Photographs of the school were gathered by W.E.B. Du Bois and Thomas J. Calloway for the American Negro Exhibit at the Paris Exposition of 1900 (Exposition universelle internationale de 1900). In 1928, negotiations were engaged to have Du Bois speak at the school.

It was supported by the Presbyterian Board of National Missions. A.C. Griggs served as president of the school.

Sewing, laundry, and printing were taught in a building on the campus. An entity on the school appeared in James T. Haley's Afro-American Encyclopaedia.

== NAACP and other organizations ==
While living in Augusta, Laney joined the Niagara Movement, founded in 1905. Later in 1918 she helped to found the local chapter of the successor civil rights organization, the National Association for the Advancement of Colored People (NAACP). She was also active in other organizations to promote the welfare of blacks and black women: the Interracial Commission, and the National Association of Colored Women. She also helped to integrate the community work engaged in by the YMCA and YWCA (which had separate organizations for white and black residents, respectively).

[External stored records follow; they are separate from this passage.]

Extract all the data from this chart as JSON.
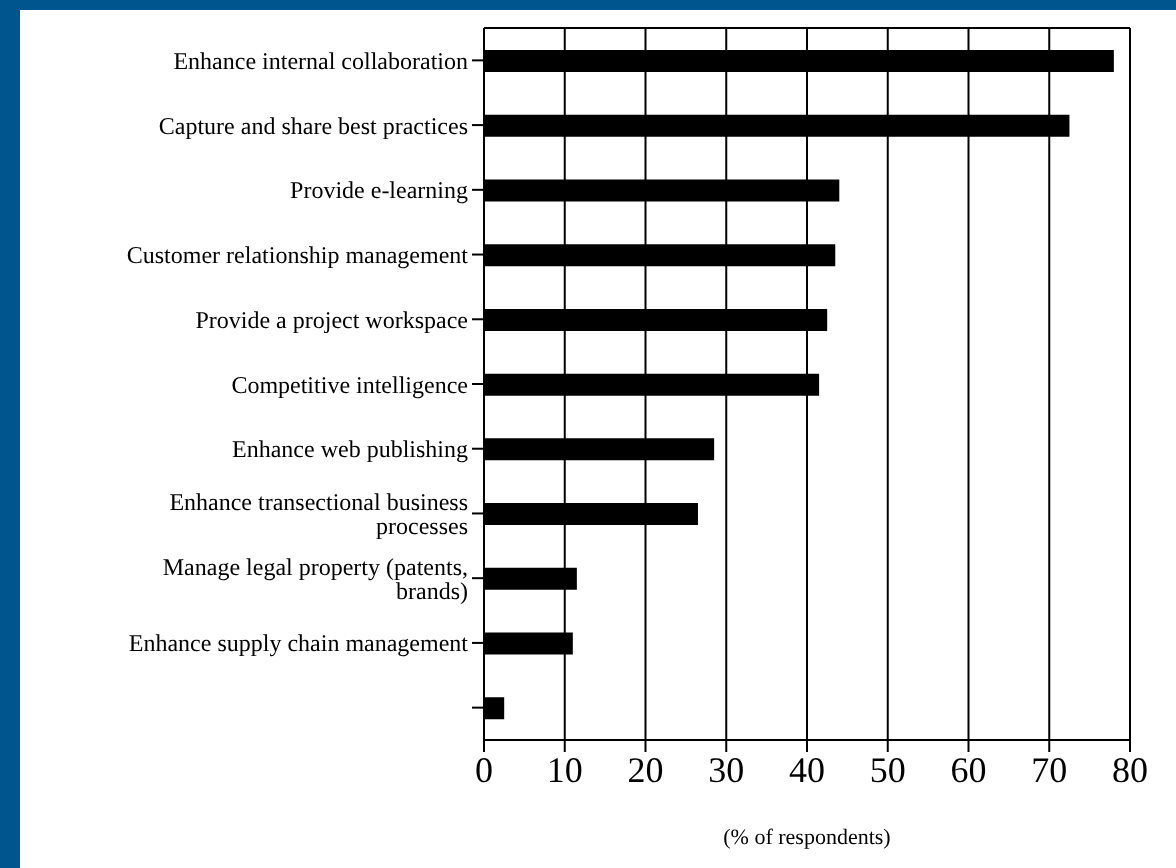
{
  "chart_data": {
    "type": "bar",
    "orientation": "horizontal",
    "xlabel": "(% of respondents)",
    "categories": [
      "Enhance internal collaboration",
      "Capture and share best practices",
      "Provide e-learning",
      "Customer relationship management",
      "Provide a project workspace",
      "Competitive intelligence",
      "Enhance web publishing",
      "Enhance transectional business processes",
      "Manage legal property (patents, brands)",
      "Enhance supply chain management",
      null
    ],
    "series": [
      {
        "color": "#000000",
        "values": [
          78,
          72.5,
          44,
          43.5,
          42.5,
          41.5,
          28.5,
          26.5,
          11.5,
          11,
          2.5
        ]
      }
    ],
    "xlim": [
      0,
      80
    ],
    "xticks": [
      0,
      10,
      20,
      30,
      40,
      50,
      60,
      70,
      80
    ],
    "grid": "x",
    "legend": false
  }
}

== Honors and recognition ==
In 1974, Governor Jimmy Carter arranged to hang the first portraits of African Americans in the Georgia state capitol to honor their contributions: included were Lucy Craft Laney, the Reverend Henry McNeal Turner, and the Reverend Martin Luther King Jr. In 1992, Laney was inducted into "Georgia Women of Achievement."

== Personal life ==
Laney died on October 23, 1933, and is buried at the corner of Laney Walker Boulevard and Phillips Street, where she first founded the Haines Normal and Industrial Institute.

=== Legacy ===
The site of Laney's burial was redeveloped for the Lucy Craft Laney Comprehensive High School, named in her honor. Her grave and memorial remain undisturbed.

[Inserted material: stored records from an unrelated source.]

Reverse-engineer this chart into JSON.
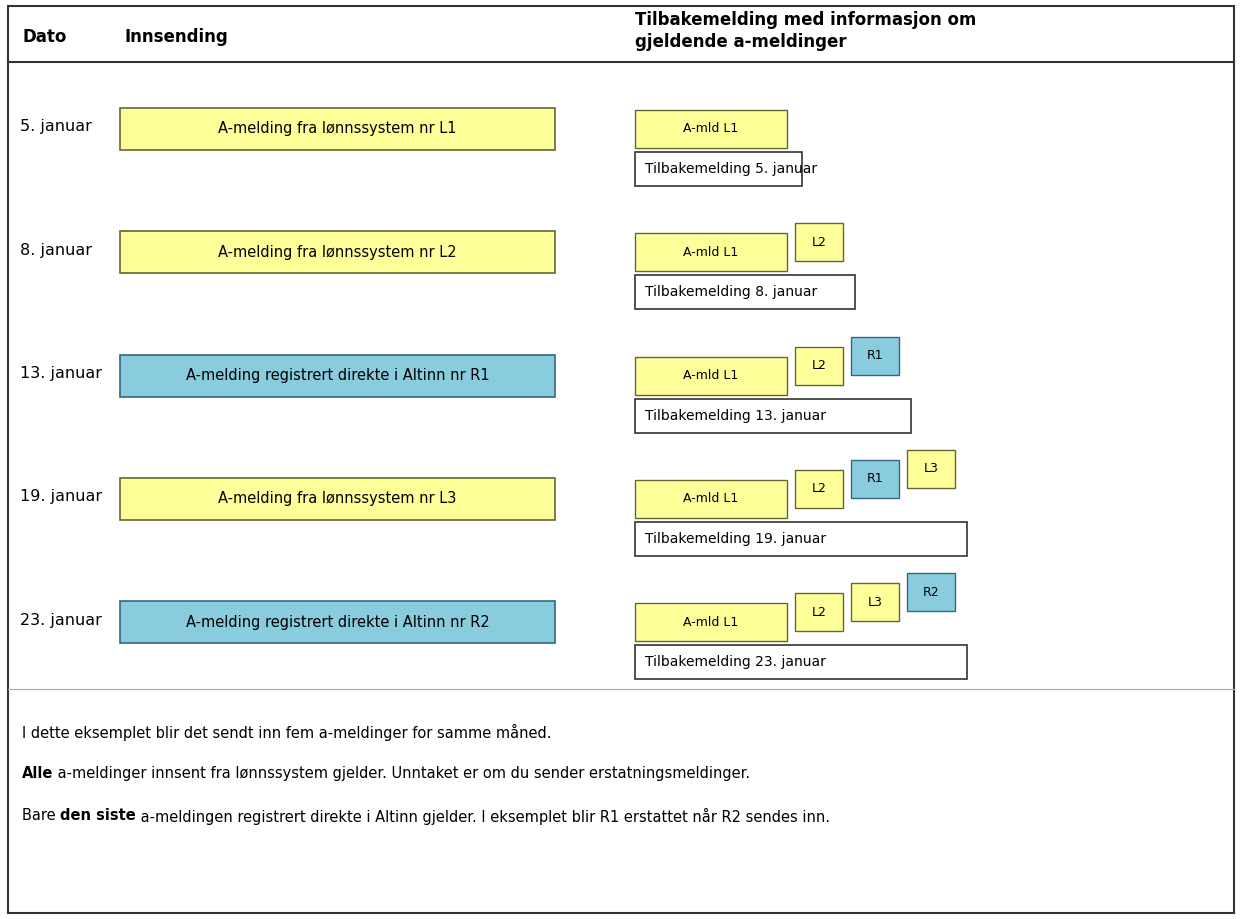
{
  "title_date": "Dato",
  "title_innsending": "Innsending",
  "title_tilbakemelding": "Tilbakemelding med informasjon om\ngjeldende a-meldinger",
  "rows": [
    {
      "date": "5. januar",
      "innsending_text": "A-melding fra lønnssystem nr L1",
      "innsending_color": "#FFFF99",
      "feedback_text": "Tilbakemelding 5. januar",
      "stacked": [
        {
          "label": "A-mld L1",
          "color": "#FFFF99",
          "wide": true
        }
      ]
    },
    {
      "date": "8. januar",
      "innsending_text": "A-melding fra lønnssystem nr L2",
      "innsending_color": "#FFFF99",
      "feedback_text": "Tilbakemelding 8. januar",
      "stacked": [
        {
          "label": "A-mld L1",
          "color": "#FFFF99",
          "wide": true
        },
        {
          "label": "L2",
          "color": "#FFFF99",
          "wide": false
        }
      ]
    },
    {
      "date": "13. januar",
      "innsending_text": "A-melding registrert direkte i Altinn nr R1",
      "innsending_color": "#88CCDD",
      "feedback_text": "Tilbakemelding 13. januar",
      "stacked": [
        {
          "label": "A-mld L1",
          "color": "#FFFF99",
          "wide": true
        },
        {
          "label": "L2",
          "color": "#FFFF99",
          "wide": false
        },
        {
          "label": "R1",
          "color": "#88CCDD",
          "wide": false
        }
      ]
    },
    {
      "date": "19. januar",
      "innsending_text": "A-melding fra lønnssystem nr L3",
      "innsending_color": "#FFFF99",
      "feedback_text": "Tilbakemelding 19. januar",
      "stacked": [
        {
          "label": "A-mld L1",
          "color": "#FFFF99",
          "wide": true
        },
        {
          "label": "L2",
          "color": "#FFFF99",
          "wide": false
        },
        {
          "label": "R1",
          "color": "#88CCDD",
          "wide": false
        },
        {
          "label": "L3",
          "color": "#FFFF99",
          "wide": false
        }
      ]
    },
    {
      "date": "23. januar",
      "innsending_text": "A-melding registrert direkte i Altinn nr R2",
      "innsending_color": "#88CCDD",
      "feedback_text": "Tilbakemelding 23. januar",
      "stacked": [
        {
          "label": "A-mld L1",
          "color": "#FFFF99",
          "wide": true
        },
        {
          "label": "L2",
          "color": "#FFFF99",
          "wide": false
        },
        {
          "label": "L3",
          "color": "#FFFF99",
          "wide": false
        },
        {
          "label": "R2",
          "color": "#88CCDD",
          "wide": false
        }
      ]
    }
  ],
  "footer_lines": [
    {
      "text": "I dette eksemplet blir det sendt inn fem a-meldinger for samme måned.",
      "bold_parts": []
    },
    {
      "text_parts": [
        {
          "t": "Alle",
          "bold": true
        },
        {
          "t": " a-meldinger innsent fra lønnssystem gjelder. Unntaket er om du sender erstatningsmeldinger.",
          "bold": false
        }
      ]
    },
    {
      "text_parts": [
        {
          "t": "Bare ",
          "bold": false
        },
        {
          "t": "den siste",
          "bold": true
        },
        {
          "t": " a-meldingen registrert direkte i Altinn gjelder. I eksemplet blir R1 erstattet når R2 sendes inn.",
          "bold": false
        }
      ]
    }
  ],
  "bg_color": "#FFFFFF",
  "border_color": "#333333",
  "yellow_color": "#FFFF99",
  "cyan_color": "#88CCDD",
  "fig_w": 12.42,
  "fig_h": 9.19
}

Other schools named for her are:
- Lucy Laney Elementary School in Harris County, Georgia
- Lucy Craft Laney Community School, serving PK-5th grade students in North Minneapolis, Minnesota

In 2005, the Georgia Historical Society erected a Georgia historical marker recognizing Lucy Craft Laney. The marker is located at the Lucy Craft Laney Museum of Black History in Augusta, Georgia.

Laney's image was included in the 1945 painting Women Builders by William H. Johnson as part of his Fighters for Freedom series.